I have a great group of Mama friends, whom I met online. We're friends in "real life" too now, but since we are spread far and wide, our interactions are still mostly online. One day, one of them, a freshly born Mama asked the rest of us a great revealing question. We all know there are plenty of things that aren't exactly like we expected, or that we imagined would be one way but are a bit different, but she wanted to know about the things we didn't expect at all. So here are my top 4 things I didn't expect about parenting:
1. How hard coparenting could be.
I love my husband, he's a good man, but parenting together is so so much harder then I thought it would be. Reassuringly, this was a common one amongst my Mama friends too. Parenthood, especially the first time around, can be such a pressure cooker of emotions and expectations. As much as you try to prepare, you can know what its really going to be like until you are in the thick of it. And when you have two distinct individuals, trying to work as one to raise a third distinct individual, well its just not always easy.

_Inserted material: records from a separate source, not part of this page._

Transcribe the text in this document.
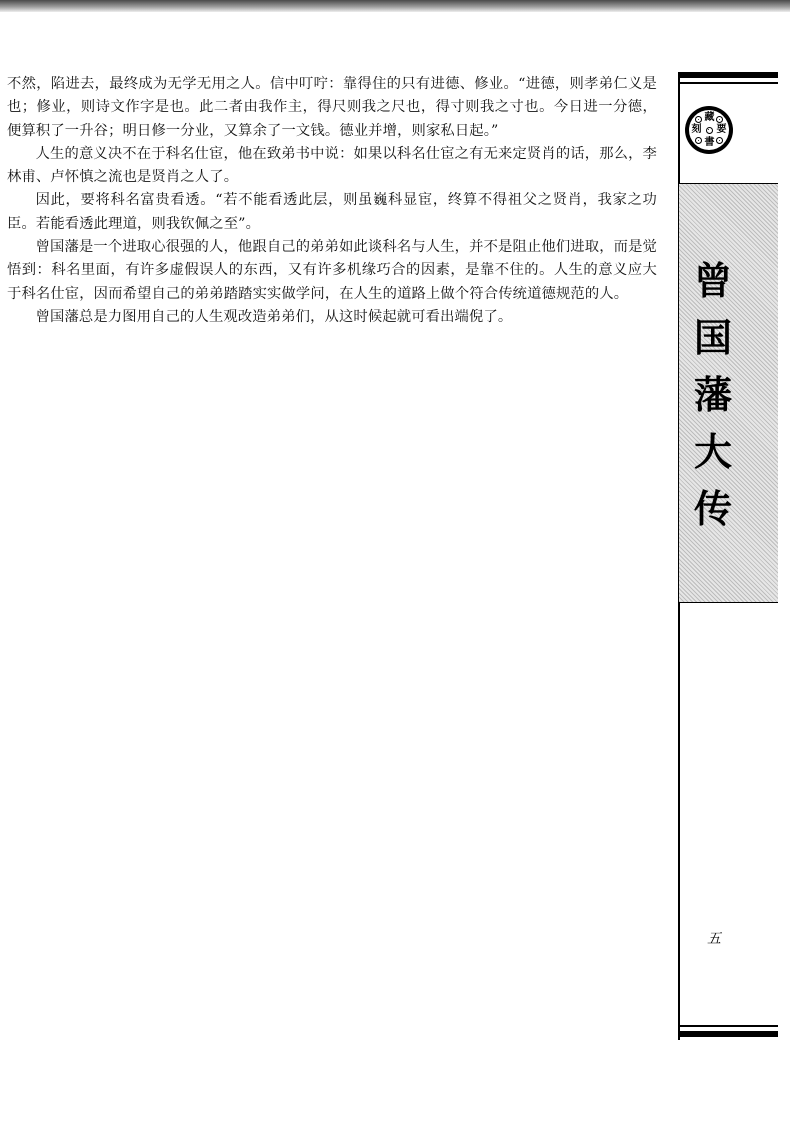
不然，陷进去，最终成为无学无用之人。信中叮咛：靠得住的只有进德、修业。“进德，则孝弟仁义是也；修业，则诗文作字是也。此二者由我作主，得尺则我之尺也，得寸则我之寸也。今日进一分德，便算积了一升谷；明日修一分业，又算余了一文钱。德业并增，则家私日起。”

人生的意义决不在于科名仕宦，他在致弟书中说：如果以科名仕宦之有无来定贤肖的话，那么，李林甫、卢怀慎之流也是贤肖之人了。

因此，要将科名富贵看透。“若不能看透此层，则虽巍科显宦，终算不得祖父之贤肖，我家之功臣。若能看透此理道，则我钦佩之至”。

曾国藩是一个进取心很强的人，他跟自己的弟弟如此谈科名与人生，并不是阻止他们进取，而是觉悟到：科名里面，有许多虚假误人的东西，又有许多机缘巧合的因素，是靠不住的。人生的意义应大于科名仕宦，因而希望自己的弟弟踏踏实实做学问，在人生的道路上做个符合传统道德规范的人。

曾国藩总是力图用自己的人生观改造弟弟们，从这时候起就可看出端倪了。

藏
要
書
刻
曾
国
藩
大
传
五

2. How insanely different it is when its your own baby.
I'm 7 years older then my brother, have been around kids/babies my whole life, I've been babysitting since I was 12, taught vacation bible school to preschoolers for multiple summers, was a mother's helper to quadruplets all through college, and was not the first of my friends to give birth. I was also dying to be a Mom, feeling it through every fiber of my being. Yet, all that experience went out the window when Gwen was born. I had the knowledge, I had tools in my arsenal that others didn't, but it is just different when it is your own. Each baby is different anyway, but add into that the biological response your body has when responding to your own child, well I was just unprepared for it.
3. That we'd still be breastfeeding at 3 years old.
and 4. That we'd bedshare (full-time for the "fourth trimester", then part-time for a long time).
I knew I was going to be an AP Mama, its how I was raised, and its what I felt the most pull towards. However before Gwen was born I wasn't completely comfortable with the idea of bedsharing, and it was only when Gwen proved that she had other ideas that my husband and I decided to give it a go. And while I always knew I would breastfeed, I didn't realize how strongly I would feel about fighting past the mastitis, the clogged ducts, the supply dips to make it past a year... and how much Gwen would love it, to the point of deciding to keep pumping until 2 years, and wanting her to self-wean. I guess this boils down to the idea that before I was a Mama, I thought I would be the one with the answers; once Gwen arrived I realized that we would figure this out a lot easier if I let her be my guide on a lot of things.
What things did you not expect at all before you became a parent?